Way too cool is an understatement!


----------



## RichF (Jun 15, 2013)

That is simply awesome.   Amazing work by Brad.


----------



## bluwolf (Jun 15, 2013)

That is much too cool!

Mike


----------



## BradG (Jun 15, 2013)

you're welcome Steve :biggrin:

Constructing the logo from your avatar was a challenge to say the least. The images needed to be about four times the size of what you had, and obviously the moment i tried to enlarge it to that dimension the image blurred out through lack of pixel detail.

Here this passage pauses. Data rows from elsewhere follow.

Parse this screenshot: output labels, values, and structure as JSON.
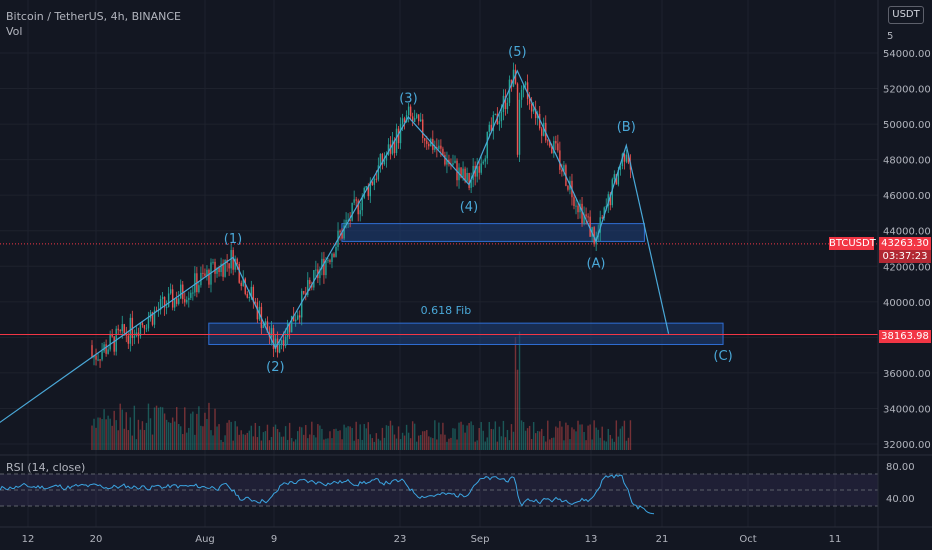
{
  "header": {
    "symbol": "Bitcoin / TetherUS, 4h, BINANCE",
    "indicator": "Vol"
  },
  "currency_badge": "USDT",
  "rsi_label": "RSI (14, close)",
  "price_tags": {
    "symbol": "BTCUSDT",
    "last_price": "43263.30",
    "countdown": "03:37:23",
    "target_price": "38163.98"
  },
  "annotations": {
    "fib": "0.618 Fib"
  },
  "colors": {
    "bg": "#131722",
    "up": "#26a69a",
    "down": "#ef5350",
    "wave": "#4aa8d8",
    "zone_fill": "#1e3f7a",
    "zone_border": "#2f6fd6",
    "rsi": "#3ba4e0",
    "hline": "#f23645"
  },
  "chart_data": {
    "type": "candlestick",
    "title": "Bitcoin / TetherUS, 4h, BINANCE",
    "ylim": [
      31500,
      55500
    ],
    "y_ticks": [
      32000,
      34000,
      36000,
      38000,
      40000,
      42000,
      44000,
      46000,
      48000,
      50000,
      52000,
      54000
    ],
    "y_tick_labels": [
      "32000.00",
      "34000.00",
      "36000.00",
      "38000.00",
      "40000.00",
      "42000.00",
      "44000.00",
      "46000.00",
      "48000.00",
      "50000.00",
      "52000.00",
      "54000.00"
    ],
    "x_ticks": [
      "12",
      "20",
      "Aug",
      "9",
      "23",
      "Sep",
      "13",
      "21",
      "Oct",
      "11"
    ],
    "x_ticks_top_clipped": "5",
    "wave_points": [
      {
        "label": "",
        "x": -24,
        "price": 31900
      },
      {
        "label": "(1)",
        "x": 20,
        "price": 42500
      },
      {
        "label": "(2)",
        "x": 27,
        "price": 37400
      },
      {
        "label": "(3)",
        "x": 49,
        "price": 50400
      },
      {
        "label": "(4)",
        "x": 59,
        "price": 46600
      },
      {
        "label": "(5)",
        "x": 67,
        "price": 53000
      },
      {
        "label": "(A)",
        "x": 80,
        "price": 43400
      },
      {
        "label": "(B)",
        "x": 85,
        "price": 48800
      },
      {
        "label": "(C)",
        "x": 92,
        "price": 38200
      }
    ],
    "label_positions": [
      {
        "label": "(1)",
        "x": 20,
        "price": 43600
      },
      {
        "label": "(2)",
        "x": 27,
        "price": 36400
      },
      {
        "label": "(3)",
        "x": 49,
        "price": 51500
      },
      {
        "label": "(4)",
        "x": 59,
        "price": 45400
      },
      {
        "label": "(5)",
        "x": 67,
        "price": 54100
      },
      {
        "label": "(A)",
        "x": 80,
        "price": 42200
      },
      {
        "label": "(B)",
        "x": 85,
        "price": 49900
      },
      {
        "label": "(C)",
        "x": 101,
        "price": 37000
      }
    ],
    "zones": [
      {
        "name": "support-zone",
        "x1": 38,
        "x2": 88,
        "price_low": 43400,
        "price_high": 44400
      },
      {
        "name": "fib-zone",
        "x1": 16,
        "x2": 101,
        "price_low": 37600,
        "price_high": 38800
      }
    ],
    "hlines": [
      {
        "name": "last-price-line",
        "price": 43263.3
      },
      {
        "name": "target-line",
        "price": 38163.98
      }
    ],
    "rsi": {
      "ylim": [
        10,
        90
      ],
      "ticks": [
        80,
        40
      ],
      "tick_labels": [
        "80.00",
        "40.00"
      ],
      "band": [
        70,
        30
      ]
    }
  }
}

I then had to magnify into the image, as you can see by the eyes in the attached image, and manually go around each line with a rubber deleting the fuzzy bits which gave the appearance of blurriness. after that, i had to go over the whole thing again with a black pencil tool and colour all the pixels black one by one. simply cranking the contrast over wouldnt cut it. I spent ALOT of time getting that Rat into a usable condition lol :biggrin: It was a welcome sigh of relief when i finished designing the lid.

As you will have spotted theres a couple of flaws.. theres an small etched line running from the body up to the screw threads, and apologies for not including a refill :redface: I've ran out

Glad you like it mate

Brad


----------



## joefyffe (Jun 15, 2013)

Buuuuuuuuuuuuuuuuuuttttttttttttttfull!!!!!


----------



## Jim15 (Jun 15, 2013)

Great pen.


----------



## Joe S. (Jun 15, 2013)

Here I was feeling cool about casting my own blanks. Thanks a lot (again).



joefyffe said:


> Buuuuuuuuuuuuuuuuuuttttttttttttttfull!!!!!



!?!


----------



## mikespenturningz (Jun 15, 2013)

Wow that is very cool.


----------



## ossaguy (Jun 15, 2013)

Awesome pen!





Steve


----------



## turncrazy43 (Jun 15, 2013)

That is a masterpiece guys.


----------



## OKLAHOMAN (Jun 15, 2013)

*Totally Speech-less*​


----------



## Chatham PenWorks (Jun 15, 2013)

Wow! Just wow!


----------



## mredburn (Jun 15, 2013)

Hey Brad if you send me a pen I will send you refills!  How about 2 for 1 trade.  Great pen  Brad.


----------



## lorbay (Jun 15, 2013)

That is so cool.
Lin


----------



## Sawdust46 (Jun 15, 2013)

Fantastic!!!


----------



## mbroberg (Jun 15, 2013)

What's left to be said?????:good::good::good::good::good::good:


----------



## walshjp17 (Jun 15, 2013)

Brilliant!!


----------



## Haynie (Jun 15, 2013)

joefyffe said:


> Buuuuuuuuuuuuuuuuuuttttttttttttttfull!!!!!



heh heh...he said buttfull..heh heh

Looks like Skip's friendship comes with at a high price, but it can be bought.  It is a good thing Brad used a rubber on the design.  Always good to promote safer pen making.

Sorry folks.  It is a bad joke morning.  I will go back to the welding project now.

Really cool pen by the way


----------



## D.Oliver (Jun 15, 2013)

Looks like the devil went down to wales again....must of been a double or nothing type of thing.:biggrin:


----------



## Simplex (Jun 15, 2013)

That's really cool!  Very crisp lines.


----------



## Paul in OKC (Jun 15, 2013)

That's awesome!


----------



## Russknan (Jun 15, 2013)

I have no words to express the level of admiration that inspires. So I'll simply wimp out and say WOW! Russ


----------



## skiprat (Jun 15, 2013)

BradG said:


> As you will have spotted theres a couple of flaws..


 
Brad, my friend......

Art doesn't have flaws......it has character :wink:


----------



## Tom D (Jun 15, 2013)

That is definitely taking pen making to another level.


----------



## Displaced Canadian (Jun 15, 2013)

The detail is incredible.


----------



## BradG (Jun 16, 2013)

Glad you all like it 

On with terryf's now lol.. lids done but back to drawing board for the body!


----------



## Brooks803 (Jun 17, 2013)

That's so cool! Me next Me next!!! :clown::tongue::biggrin:


----------



## cnirenberg (Jun 17, 2013)

That is awesome.


----------



## RetiredJake (Jun 17, 2013)

I don't have adequate words to describe how awesome this pen is. I was absolutely blown away when I saw the detail in it.

Great work.

Do you need another good buddy?

Jake


----------



## johncrane (Jun 17, 2013)

Very very cool and Awesome work Brad our Skip is a flash Rat!:wink::biggrin:


----------